Usually, the Federal Emergency Management Agency covers three-quarters of eligible costs, with the remaining quarter — at 12.5 percent each — shared between the state and localities. The state is making $61 million available to 25 counties to cover the local costs for emergency shelter, road, water system and infrastructure repair, and for stream and riverbed mitigation, and other clean-up projects.

Albany County is estimated to have $15 million in recovery project costs; the local share to be covered by the state comes to $1,892,808. Hard-hit Schoharie County, where Cuomo made his announcement on Wednesday, is slated to get $12.8 million for projects totaling $102.6 million.

The governor’s office, which termed the destruction caused by tropical storms Irene and Lee “one of the largest disasters in the state’s history,” said recovery costs are expected to top $1.6 billion for about 15,000 projects. The state is covering the local share through funding put in place by the legislature and additional federal funds requested by the governor, his office said.

“This is obviously very good news,” said New Scotland Supervisor Thomas Dolin of the governor’s announcement. “We have spent money out of our highway budget to make the repairs. We were going to have to use reserves.”

Now, he said, that won’t be necessary. On Jan. 1, the town’s highway department budget for 2012 of $1,823,000 had a deficit of about $200,000.

So far, New Scotland has submitted $267,000 in claims to FEMA to cover nine different recovery projects. “This will save us $33,000,” Dolin said of the state’s paying the local share.

Additionally, the town is spending $500,000 to repair the Wolf Hill bridge, which was ravaged by the summer flooding. So, Dolin calculated, the town will save $70,000 for what would have been its share of that project.

Dolin went on about the money for the nine recovery projects, “We’ve already spent the $267,000 out of the current budget; that normally would have been used to pave roads. Now, we will be able to proceed with our normal paving.”

He concluded of the governor’s announcement, “I think it’s welcome and shows a sensitivity to what small, rural communities were faced with after the storm. Even though the FEMA funds were substantial, it would have left the town with $100,000 to pay on its own.”

“For a small community, this is huge,” said Berne Supervisor Kevin Crosier.

He estimated that Berne has $400,000 to $500,000 worth of repairs to do. Rebuilding the West Woodstock bridge alone, he said, is costing $120,000.

“I’d like to thank the governor for having the forethought to do this,” Crosier said. “He’s trying to put the state in fiscal shape, but it’s still important to help small communities.”

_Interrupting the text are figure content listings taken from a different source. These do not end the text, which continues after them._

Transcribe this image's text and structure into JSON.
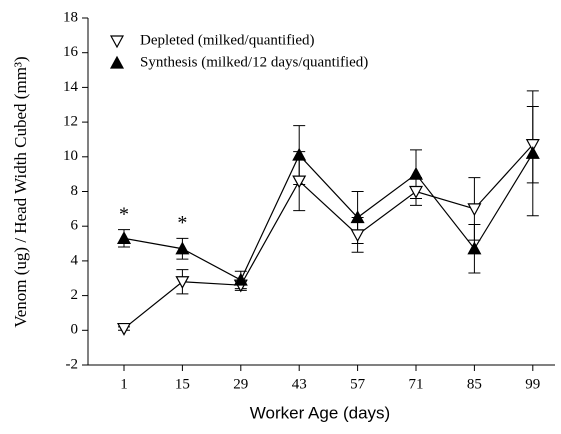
{
  "chart_data": {
    "type": "line",
    "x_label": "Worker Age (days)",
    "y_label": "Venom (ug) / Head Width Cubed (mm³)",
    "categories": [
      "1",
      "15",
      "29",
      "43",
      "57",
      "71",
      "85",
      "99"
    ],
    "series": [
      {
        "name": "Depleted (milked/quantified)",
        "color": "#000000",
        "marker": "triangle-down-open",
        "values": [
          0.1,
          2.8,
          2.6,
          8.6,
          5.5,
          8.0,
          7.0,
          10.7
        ],
        "errors": [
          0.1,
          0.7,
          0.3,
          1.7,
          1.0,
          0.8,
          1.8,
          2.2
        ]
      },
      {
        "name": "Synthesis (milked/12 days/quantified)",
        "color": "#000000",
        "marker": "triangle-up",
        "values": [
          5.3,
          4.7,
          2.9,
          10.1,
          6.5,
          9.0,
          4.7,
          10.2
        ],
        "errors": [
          0.5,
          0.6,
          0.5,
          1.7,
          1.5,
          1.4,
          1.4,
          3.6
        ]
      }
    ],
    "annotations": [
      "*",
      "*"
    ],
    "ylim": [
      -2,
      18
    ],
    "yticks": [
      -2,
      0,
      2,
      4,
      6,
      8,
      10,
      12,
      14,
      16,
      18
    ],
    "legend": "upper left"
  }
}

Crosier went on to point out that Berne’s only revenues are from sales tax and property taxes. “We try to keep it low,” he said of property taxes. “This is a huge relief for residents, who won’t have to pick up that tab.”

Westerlo’s supervisor, Richard Rapp, said his town had “better than a million dollars” worth of repairs. “We’re spending plenty,” he said. “We had to borrow money to do it.”

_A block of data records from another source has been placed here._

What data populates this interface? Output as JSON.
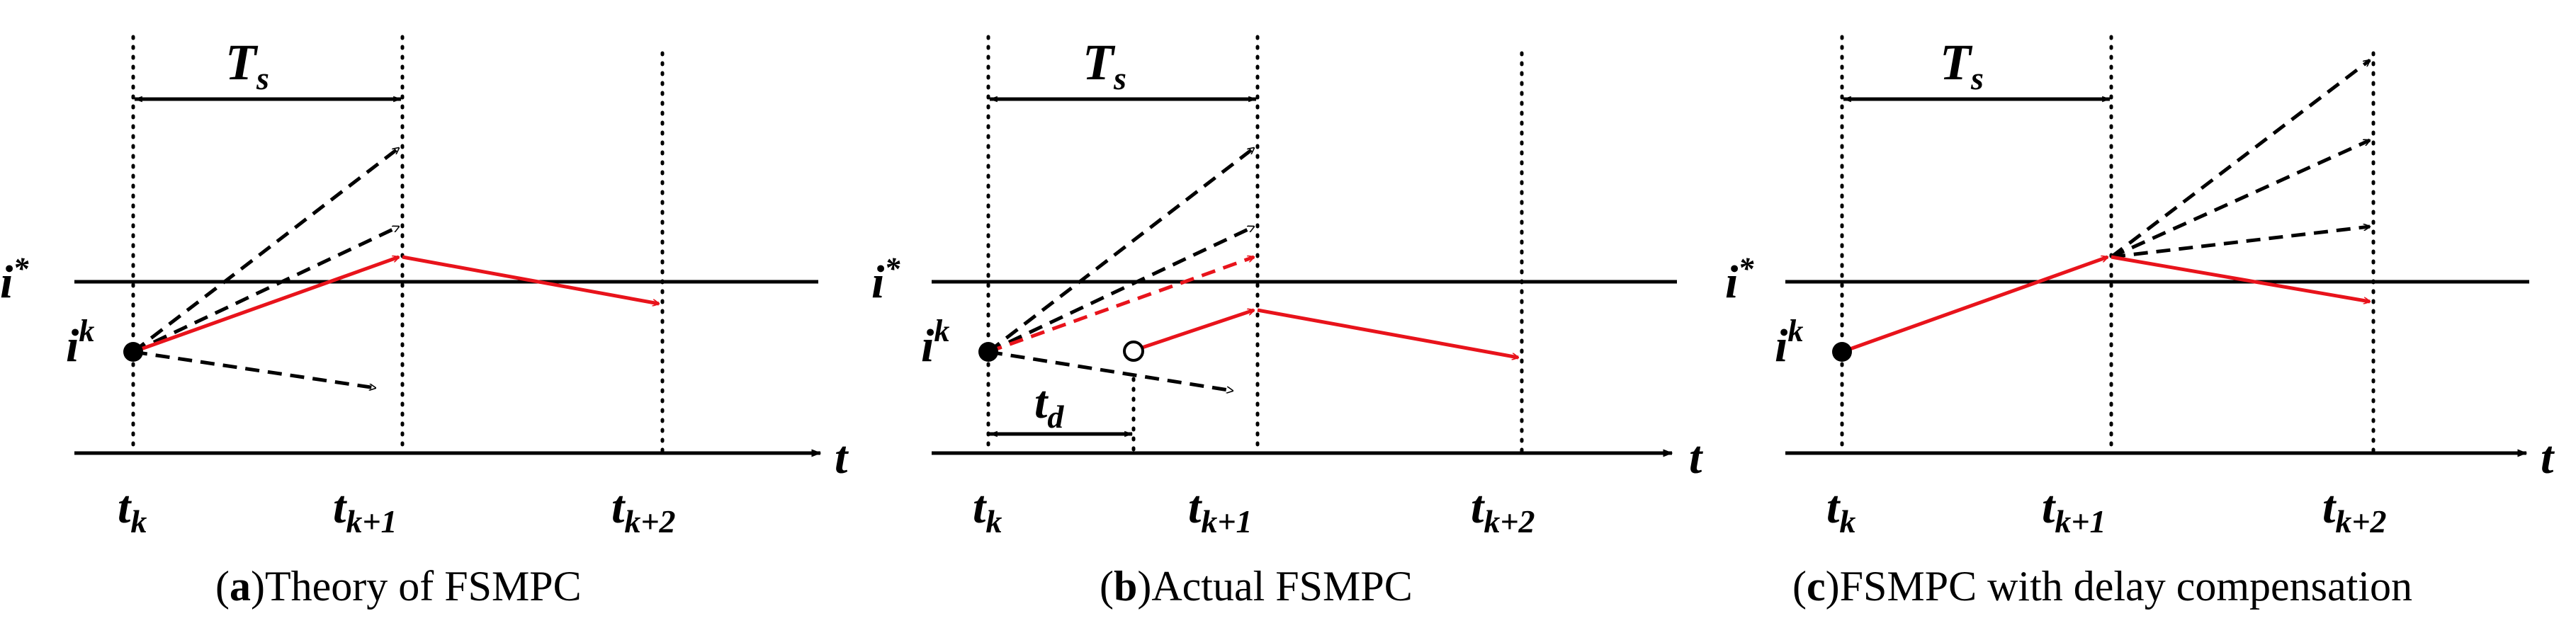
{
  "colors": {
    "ink": "#000000",
    "accent": "#e8131b",
    "background": "#ffffff"
  },
  "panels": [
    {
      "id": "a",
      "caption_letter": "a",
      "caption_text": "Theory of FSMPC",
      "labels": {
        "period": "T",
        "period_sub": "s",
        "ref": "i",
        "ref_sup": "*",
        "state": "i",
        "state_sup": "k",
        "axis": "t",
        "t0": "t",
        "t0_sub": "k",
        "t1": "t",
        "t1_sub": "k+1",
        "t2": "t",
        "t2_sub": "k+2"
      }
    },
    {
      "id": "b",
      "caption_letter": "b",
      "caption_text": "Actual FSMPC",
      "labels": {
        "period": "T",
        "period_sub": "s",
        "delay": "t",
        "delay_sub": "d",
        "ref": "i",
        "ref_sup": "*",
        "state": "i",
        "state_sup": "k",
        "axis": "t",
        "t0": "t",
        "t0_sub": "k",
        "t1": "t",
        "t1_sub": "k+1",
        "t2": "t",
        "t2_sub": "k+2"
      }
    },
    {
      "id": "c",
      "caption_letter": "c",
      "caption_text": "FSMPC with delay compensation",
      "labels": {
        "period": "T",
        "period_sub": "s",
        "ref": "i",
        "ref_sup": "*",
        "state": "i",
        "state_sup": "k",
        "axis": "t",
        "t0": "t",
        "t0_sub": "k",
        "t1": "t",
        "t1_sub": "k+1",
        "t2": "t",
        "t2_sub": "k+2"
      }
    }
  ]
}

He went on about storm damage, “We got clobbered.” Lobdell Mill road is still closed, he said, and other roads that sustained severe damage, including Pine Valley, Boomhower, and Tan Hollow, are open but were costly to repair.

“FEMA has been here,” said Rapp. “They’re coming back next week. They pay the state and we get the money from the state.”

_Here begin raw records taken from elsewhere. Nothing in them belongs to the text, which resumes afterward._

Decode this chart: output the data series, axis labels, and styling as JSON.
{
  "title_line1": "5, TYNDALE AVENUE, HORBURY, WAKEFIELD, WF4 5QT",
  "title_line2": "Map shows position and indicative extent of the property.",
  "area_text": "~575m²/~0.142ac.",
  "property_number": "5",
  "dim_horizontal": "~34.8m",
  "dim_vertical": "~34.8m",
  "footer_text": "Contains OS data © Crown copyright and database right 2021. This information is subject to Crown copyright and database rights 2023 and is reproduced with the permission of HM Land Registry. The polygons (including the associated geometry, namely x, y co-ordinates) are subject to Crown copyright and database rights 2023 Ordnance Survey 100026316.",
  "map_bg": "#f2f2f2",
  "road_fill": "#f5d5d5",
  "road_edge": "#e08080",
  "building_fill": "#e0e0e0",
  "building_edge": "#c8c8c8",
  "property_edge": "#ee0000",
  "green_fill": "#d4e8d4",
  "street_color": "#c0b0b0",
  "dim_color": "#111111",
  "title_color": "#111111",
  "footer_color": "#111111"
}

Of yesterday’s announcement that the state will pick up the local share, Rapp said, “I’m very happy.”

“It is welcome news,” agreed Knox’s supervisor, Michael Hammond. “It certainly will help.”

Knox’s highway superintendent, Gary Salisbury, is still completing project worksheets for FEMA but estimated that repair costs for Knox will total about $75,000.

“We had some pretty severe damage,” he said, noting that Line Road is still closed. Cross and Quay roads also “suffered a lot,” he said. “The rest was scattered around town.”

Asked abut Knox’s expenses being so much lower than the other Hilltowns, Salisbury said, “Over the years, we’ve just learned to work cheap, so we don’t make out with federal money…It’s just very efficient how we do things. We don’t have a lot of time. We just go in and do it. That’s what keeps the numbers down.”